For instance, a sense of age and ageing have begun to appear -- literally, for instance, in the series of photographs entitled Around and About,where the artist’s hand, aged and weathered but apparently still strong and sure, is shown (as the title indicates) reflected on water. Nostalgia and melodrama have no place here; instead, there is a simple and brave continuation of the artist still at work -- including Fridfinnsson’s ongoing use of reflections and duplications as part of his artistic vocabulary. At the same time, the role of the artist’s hand has always been key to Fridfinnsson’s work, as a concrete motif in its own right but also, on a conceptual level, in his own variant of the readymade where he executes slight but precise interventions to existing objects, thereby releasing, via his own hand, their artistic potential. Thus these photographs -- as well as the exhibition itself -- might serve as a meditation or reflection, literally and metaphorically, on Fridfinnsson’s singular way of making art, an art that is as relevant today as it was 40 years ago.
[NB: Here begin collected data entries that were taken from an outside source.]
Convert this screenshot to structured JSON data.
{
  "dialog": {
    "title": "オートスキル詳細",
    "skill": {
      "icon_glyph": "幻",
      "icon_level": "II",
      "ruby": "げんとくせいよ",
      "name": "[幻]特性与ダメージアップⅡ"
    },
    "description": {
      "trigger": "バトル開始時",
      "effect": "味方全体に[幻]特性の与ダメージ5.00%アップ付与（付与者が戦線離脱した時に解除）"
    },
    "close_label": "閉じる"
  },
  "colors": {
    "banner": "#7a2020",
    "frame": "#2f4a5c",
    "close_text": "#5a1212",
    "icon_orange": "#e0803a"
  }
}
Hreinn Fridfinnsson first came to international prominence in 1965 as a co-founder of the Icelandic avant-garde artistic group SUM. He has had recent solo exhibitions at the Hafnarfjordur Centre of Culture and Fine Art, the Bergen Kunstmuseum, the Malmö Konsthall, the Reykjavik Art Museum, the Serpentine Gallery (curated by Hans-Ulrich Obrist), the Domaine de Kerguehennec, the Centre d’Art Contemporain (Bignan) and the Kyoto Art Center. His work has also been featured in group shows including the Carnegie Art Award, and Sleeping Beauty–Art Now, Scandinavia Today, Solomon R. Guggenheim Museum, New York. He represented Iceland at the 45th Venice Biennale in 1993 and participated in the 30th Sao Paulo Biennial in 2012. In 2000, Fridfinnsson received the Ars Fennica Prize.